Wenn es nach Bachmann geht, soll der März "unser Monat werden". Und deshalb rief Bachmann bei besagter Kundgebung seine Anhänger dazu auf, dass jeder der Anwesenden nächste Woche wieder einen weiteren mitbringen möge, damit "wir die da oben so richtig in den Arsch treten können".

Trotz des aktuellen Erfolges wird die Bewegung auf Dauer keinen Bestand haben. Dazu ist sie im Moment zu isoliert. Ihr Aktionsradius beschränkt sich im Grunde allein auf Dresden. Auch ihre Forderungen sind nicht plausibel. Diese sind zum Teil bereits Programm der etablierten Parteien oder sogar bereits umgesetzt. Auf den Veranstaltungen von Pegida hört man neben der allgemeinen Hetze gegen Ausländer und Asylbewerber im Wesentlichen sechs Forderungspunkte, wenn man diese überhaupt als Forderungen bezeichnen kann. So wollen sie die gesetzliche qualitative Zuwanderung von Ausländern und deren Integrationspflicht. Sie wollen ein Einreiseverbot für Dschihadisten; mehr Geld für die Polizei und ein gutes Verhältnis zu Russland. Und schließlich wollen sie direkte Demokratie und Volksentscheide, um auf "die da oben" konkret Einfluss nehmen zu können. Diese sechs Punkte sind nichts anderes als ein konfuser Katalog von "Jetzt wünsch dir was"! Trotzdem mobilisiert Pegida mit diesen Plattheiten Woche für Woche Tausende. Aber wie schon erwähnt, gelingt ihr das im Grunde nur in dieser Stadt. Die Versuche, außerhalb von Dresden ähnliches zu etablieren, scheiterte bislang am demokratischen Widerstand der Menschen.

Nur in Dresden erreicht die Pegida also eine nennenswerte hohe Beteiligung an ihren Veranstaltungen. Drei Viertel der Teilnehmer sind nach einer Untersuchung von Wissenschaftlern der TU Dresden zwischen 40 und 59 Jahre alt. Geschlecht: mehrheitlich männlich. Die Teilnehmer sollen zu 36 Prozent aus Dresden kommen und weitere 38 Prozent aus anderen sächsischen Städten und Gemeinden. Inzwischen gibt es auch einen ausgeprägten Demo-Tourismus. Wie die Fahnen und Transparente zeigen, kommen reaktionäre Dumpfbacken aus allen Teilen der Republik: aus Hamburg, Bayern, Berlin, Niedersachsen und Schleswig-Holstein. Selbst norwegische und schwedische Fahnen waren zu sehen. Aber trotzdem, getragen wird die Bewegung hauptsächlich von Sachsen und das sind in ihrem Kern Dresdner. Und da stellt sich schon die Frage, was in Dresden anders ist als anderswo.

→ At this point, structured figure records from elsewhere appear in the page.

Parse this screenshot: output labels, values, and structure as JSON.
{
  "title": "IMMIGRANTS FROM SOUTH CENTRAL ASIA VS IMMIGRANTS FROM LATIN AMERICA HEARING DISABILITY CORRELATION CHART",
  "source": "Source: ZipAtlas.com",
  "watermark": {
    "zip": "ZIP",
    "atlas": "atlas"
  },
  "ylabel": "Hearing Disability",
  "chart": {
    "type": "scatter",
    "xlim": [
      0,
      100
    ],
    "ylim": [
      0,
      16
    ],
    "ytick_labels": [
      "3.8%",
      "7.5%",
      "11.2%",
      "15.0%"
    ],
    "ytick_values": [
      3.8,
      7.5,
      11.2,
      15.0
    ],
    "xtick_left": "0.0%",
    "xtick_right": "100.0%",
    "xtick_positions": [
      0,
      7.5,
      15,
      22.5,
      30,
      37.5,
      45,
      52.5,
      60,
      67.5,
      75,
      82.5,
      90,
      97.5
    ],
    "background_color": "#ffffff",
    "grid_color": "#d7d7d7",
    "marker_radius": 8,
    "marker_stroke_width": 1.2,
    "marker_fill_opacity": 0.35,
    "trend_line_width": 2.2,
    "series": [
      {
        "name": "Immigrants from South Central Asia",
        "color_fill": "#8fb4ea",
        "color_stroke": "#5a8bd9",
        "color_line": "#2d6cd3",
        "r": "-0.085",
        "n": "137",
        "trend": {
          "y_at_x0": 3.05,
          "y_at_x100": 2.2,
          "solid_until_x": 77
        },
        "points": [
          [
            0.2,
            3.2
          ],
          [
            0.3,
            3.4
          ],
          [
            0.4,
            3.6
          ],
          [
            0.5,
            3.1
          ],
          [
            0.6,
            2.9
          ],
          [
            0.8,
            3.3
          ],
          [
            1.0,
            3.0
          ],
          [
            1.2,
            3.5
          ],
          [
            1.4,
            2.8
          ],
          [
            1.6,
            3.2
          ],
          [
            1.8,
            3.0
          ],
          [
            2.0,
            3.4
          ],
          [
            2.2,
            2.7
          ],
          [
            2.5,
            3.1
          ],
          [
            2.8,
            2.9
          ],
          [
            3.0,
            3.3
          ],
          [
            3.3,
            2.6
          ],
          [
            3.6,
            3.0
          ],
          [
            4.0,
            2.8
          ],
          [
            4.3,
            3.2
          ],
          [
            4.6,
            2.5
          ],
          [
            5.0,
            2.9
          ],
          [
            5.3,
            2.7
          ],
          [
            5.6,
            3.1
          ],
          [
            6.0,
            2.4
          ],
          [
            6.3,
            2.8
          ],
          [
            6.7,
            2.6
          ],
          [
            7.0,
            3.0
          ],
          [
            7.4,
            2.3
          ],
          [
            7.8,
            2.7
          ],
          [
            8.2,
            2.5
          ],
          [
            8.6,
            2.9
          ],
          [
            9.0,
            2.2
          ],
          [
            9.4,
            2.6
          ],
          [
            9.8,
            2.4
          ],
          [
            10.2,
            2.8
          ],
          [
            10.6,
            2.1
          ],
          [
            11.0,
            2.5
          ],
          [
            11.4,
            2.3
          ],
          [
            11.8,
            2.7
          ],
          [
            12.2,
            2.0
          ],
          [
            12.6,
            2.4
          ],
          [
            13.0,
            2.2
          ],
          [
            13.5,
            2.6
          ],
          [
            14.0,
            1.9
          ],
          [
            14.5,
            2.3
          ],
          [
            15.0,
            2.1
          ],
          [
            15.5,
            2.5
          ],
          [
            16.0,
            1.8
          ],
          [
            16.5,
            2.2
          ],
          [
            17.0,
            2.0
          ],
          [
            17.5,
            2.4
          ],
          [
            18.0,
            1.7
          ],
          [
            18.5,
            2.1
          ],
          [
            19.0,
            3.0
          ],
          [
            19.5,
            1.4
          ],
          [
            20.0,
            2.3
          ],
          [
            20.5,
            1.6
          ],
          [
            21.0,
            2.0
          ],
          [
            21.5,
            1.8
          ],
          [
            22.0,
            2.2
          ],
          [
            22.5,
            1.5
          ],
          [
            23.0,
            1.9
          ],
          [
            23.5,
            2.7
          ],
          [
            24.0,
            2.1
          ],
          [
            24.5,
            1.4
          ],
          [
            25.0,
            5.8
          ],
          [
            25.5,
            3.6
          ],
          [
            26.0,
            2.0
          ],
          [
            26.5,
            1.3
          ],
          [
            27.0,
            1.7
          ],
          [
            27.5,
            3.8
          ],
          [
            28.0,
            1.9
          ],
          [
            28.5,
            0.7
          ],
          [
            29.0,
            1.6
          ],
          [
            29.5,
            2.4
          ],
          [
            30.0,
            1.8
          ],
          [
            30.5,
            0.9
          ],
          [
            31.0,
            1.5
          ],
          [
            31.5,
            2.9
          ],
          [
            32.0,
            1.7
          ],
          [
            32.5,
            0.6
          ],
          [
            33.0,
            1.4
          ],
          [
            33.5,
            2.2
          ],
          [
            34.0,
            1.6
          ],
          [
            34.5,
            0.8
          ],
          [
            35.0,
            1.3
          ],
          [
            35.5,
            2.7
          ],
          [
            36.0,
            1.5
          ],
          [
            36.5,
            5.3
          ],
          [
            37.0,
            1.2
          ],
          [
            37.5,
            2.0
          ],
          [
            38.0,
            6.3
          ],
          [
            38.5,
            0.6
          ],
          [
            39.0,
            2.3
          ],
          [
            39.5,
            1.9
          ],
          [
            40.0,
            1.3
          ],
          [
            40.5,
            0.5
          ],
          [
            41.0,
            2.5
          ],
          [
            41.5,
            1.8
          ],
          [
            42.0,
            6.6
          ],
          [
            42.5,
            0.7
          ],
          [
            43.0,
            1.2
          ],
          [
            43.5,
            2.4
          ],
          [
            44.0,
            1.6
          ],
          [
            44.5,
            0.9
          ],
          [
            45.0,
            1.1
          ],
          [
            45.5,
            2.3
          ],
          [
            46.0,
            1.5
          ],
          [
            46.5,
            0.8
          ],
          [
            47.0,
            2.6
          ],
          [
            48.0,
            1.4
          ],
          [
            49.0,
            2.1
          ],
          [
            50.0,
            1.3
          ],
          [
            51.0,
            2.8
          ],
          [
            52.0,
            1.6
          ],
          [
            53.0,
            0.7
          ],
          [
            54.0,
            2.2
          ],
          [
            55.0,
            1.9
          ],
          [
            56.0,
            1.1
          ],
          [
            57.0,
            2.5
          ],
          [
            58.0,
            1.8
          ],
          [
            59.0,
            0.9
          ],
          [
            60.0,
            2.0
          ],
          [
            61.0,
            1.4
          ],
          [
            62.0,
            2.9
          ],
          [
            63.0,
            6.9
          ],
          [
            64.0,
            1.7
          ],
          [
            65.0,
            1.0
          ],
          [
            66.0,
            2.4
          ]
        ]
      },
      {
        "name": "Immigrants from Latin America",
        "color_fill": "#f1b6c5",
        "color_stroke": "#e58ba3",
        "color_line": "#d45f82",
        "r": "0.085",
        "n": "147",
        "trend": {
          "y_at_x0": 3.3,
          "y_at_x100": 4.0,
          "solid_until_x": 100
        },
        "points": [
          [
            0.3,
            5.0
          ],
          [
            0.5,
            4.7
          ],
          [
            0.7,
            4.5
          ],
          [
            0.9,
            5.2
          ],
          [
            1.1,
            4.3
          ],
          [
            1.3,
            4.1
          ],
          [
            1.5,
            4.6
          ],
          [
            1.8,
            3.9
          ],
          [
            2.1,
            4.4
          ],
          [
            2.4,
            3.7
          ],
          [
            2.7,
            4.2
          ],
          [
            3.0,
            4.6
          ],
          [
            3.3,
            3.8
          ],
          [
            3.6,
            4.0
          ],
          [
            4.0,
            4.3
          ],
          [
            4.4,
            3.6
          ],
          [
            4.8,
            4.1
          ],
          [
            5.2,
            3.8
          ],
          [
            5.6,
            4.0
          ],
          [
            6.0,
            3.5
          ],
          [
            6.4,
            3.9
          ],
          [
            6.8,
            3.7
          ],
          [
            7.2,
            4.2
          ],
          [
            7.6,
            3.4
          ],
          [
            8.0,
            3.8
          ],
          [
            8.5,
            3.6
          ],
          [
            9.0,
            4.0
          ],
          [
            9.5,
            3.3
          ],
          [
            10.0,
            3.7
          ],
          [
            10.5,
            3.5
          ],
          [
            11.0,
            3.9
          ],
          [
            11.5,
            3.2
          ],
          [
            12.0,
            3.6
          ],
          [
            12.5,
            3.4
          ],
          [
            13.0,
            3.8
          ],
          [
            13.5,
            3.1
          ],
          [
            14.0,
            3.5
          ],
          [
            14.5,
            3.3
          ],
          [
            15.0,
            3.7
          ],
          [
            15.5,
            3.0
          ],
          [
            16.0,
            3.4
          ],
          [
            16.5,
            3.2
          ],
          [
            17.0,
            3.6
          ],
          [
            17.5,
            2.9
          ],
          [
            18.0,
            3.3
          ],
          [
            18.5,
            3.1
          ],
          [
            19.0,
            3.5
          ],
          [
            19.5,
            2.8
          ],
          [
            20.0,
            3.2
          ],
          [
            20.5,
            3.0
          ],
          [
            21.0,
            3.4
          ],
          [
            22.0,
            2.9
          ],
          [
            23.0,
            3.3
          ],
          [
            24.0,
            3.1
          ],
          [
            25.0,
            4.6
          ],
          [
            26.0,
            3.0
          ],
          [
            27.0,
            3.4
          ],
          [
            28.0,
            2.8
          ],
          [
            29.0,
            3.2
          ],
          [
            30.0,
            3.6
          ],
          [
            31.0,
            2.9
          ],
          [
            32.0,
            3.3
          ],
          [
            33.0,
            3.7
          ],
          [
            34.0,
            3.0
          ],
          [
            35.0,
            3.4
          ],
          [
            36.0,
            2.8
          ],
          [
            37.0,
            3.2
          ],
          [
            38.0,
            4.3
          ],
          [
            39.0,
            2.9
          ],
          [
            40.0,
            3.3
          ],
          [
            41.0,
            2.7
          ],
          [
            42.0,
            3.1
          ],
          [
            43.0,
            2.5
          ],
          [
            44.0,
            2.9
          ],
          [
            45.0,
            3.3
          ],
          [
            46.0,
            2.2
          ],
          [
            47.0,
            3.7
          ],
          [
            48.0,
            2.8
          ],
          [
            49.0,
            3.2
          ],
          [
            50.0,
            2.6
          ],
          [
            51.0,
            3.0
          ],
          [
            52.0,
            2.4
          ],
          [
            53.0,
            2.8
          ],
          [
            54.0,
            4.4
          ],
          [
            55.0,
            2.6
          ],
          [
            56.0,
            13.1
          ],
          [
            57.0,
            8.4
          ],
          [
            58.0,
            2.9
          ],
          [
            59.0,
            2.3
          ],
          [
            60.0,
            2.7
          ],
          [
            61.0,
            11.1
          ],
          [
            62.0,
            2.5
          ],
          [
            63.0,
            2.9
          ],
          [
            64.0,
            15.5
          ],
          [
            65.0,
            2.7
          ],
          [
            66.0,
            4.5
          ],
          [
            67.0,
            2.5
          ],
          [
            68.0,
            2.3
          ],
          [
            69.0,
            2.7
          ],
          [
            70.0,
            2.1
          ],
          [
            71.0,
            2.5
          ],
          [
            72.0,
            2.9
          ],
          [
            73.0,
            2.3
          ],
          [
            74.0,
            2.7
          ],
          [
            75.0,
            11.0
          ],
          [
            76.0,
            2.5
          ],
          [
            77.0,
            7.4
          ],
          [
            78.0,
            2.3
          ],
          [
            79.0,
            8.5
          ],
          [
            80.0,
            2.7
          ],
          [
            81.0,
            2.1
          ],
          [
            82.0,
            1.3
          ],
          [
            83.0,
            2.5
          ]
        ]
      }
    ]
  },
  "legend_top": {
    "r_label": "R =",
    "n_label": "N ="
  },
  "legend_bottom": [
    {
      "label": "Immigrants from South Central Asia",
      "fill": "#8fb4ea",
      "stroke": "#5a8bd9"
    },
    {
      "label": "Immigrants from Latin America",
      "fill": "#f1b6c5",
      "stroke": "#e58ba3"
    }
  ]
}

Soziologen, Psychologen, Politologen und Journalisten rätseln und versuchen zu analysieren, warum gerade Dresden ein so hohes Potential für eine rechte politische Mobilisierung hat. Sie kommen bei ihren Bemühungen auf eine ganze Reihe von Faktoren, die in der Summe zu diesem Ergebnis führen, aber plausibel sind sie im Einzelnen nicht.

Dresdens Opfermythos

Dresden hat den Nimbus, etwas "Besonderes" zu sein. Diesen Ruf pflegte man in der Stadt, begonnen mit der Bombardierung am 13. Februar 1945 bis heute. Dabei spielen die jährlichen Gedenkfeiern an die barbarische Zerstörung der Stadt eine nicht unerhebliche Rolle. Es entstand ein Opfermythos, in dessen Zentrum die von den Faschisten in die Welt gesetzte Zahl von mehr als 100.000 Bombentoten stand. Goebbels sprach nach dem Angriff sogar von 200.000 Toten. Er wollte damit die letzten Reserven des in Agonie liegenden deutschen Faschismus mobilisieren. Auch in der DDR wurde mit dem beginnenden kalten Krieg an diesem Mythos mehr oder weniger festgehalten. Hier hatte er die Funktion, die antiimperialistische Politik des sozialistischen Lagers zu unterstützen. Erst in den 90er Jahren des letzten Jahrhunderts kam es durch eine Historikerkommission zur Richtigstellung der Zahlen. Danach kamen bei den Bombenangriffen circa 25.000 Menschen ums Leben. Immer noch eine ungeheuerliche Zahl, aber Dresden verlor mit dieser Zahl seine Opfer-Sonderstellung im faschistischen zweiten Weltkrieg. Das änderte allerdings nichts an den jährlichen Trauer-Ritualen der Stadt mit Kranzniederlegungen auf dem Heidefriedhof (dort sind die meisten Opfer des Angriffs begraben), unter Anwesenheit des Ministerpräsidenten und der örtlichen Parteienvertreter. Auch die NPD und deren gesamte Landtagsfraktion standen, solange sie im sächsischen Landtag vertreten war, offiziell mit dabei.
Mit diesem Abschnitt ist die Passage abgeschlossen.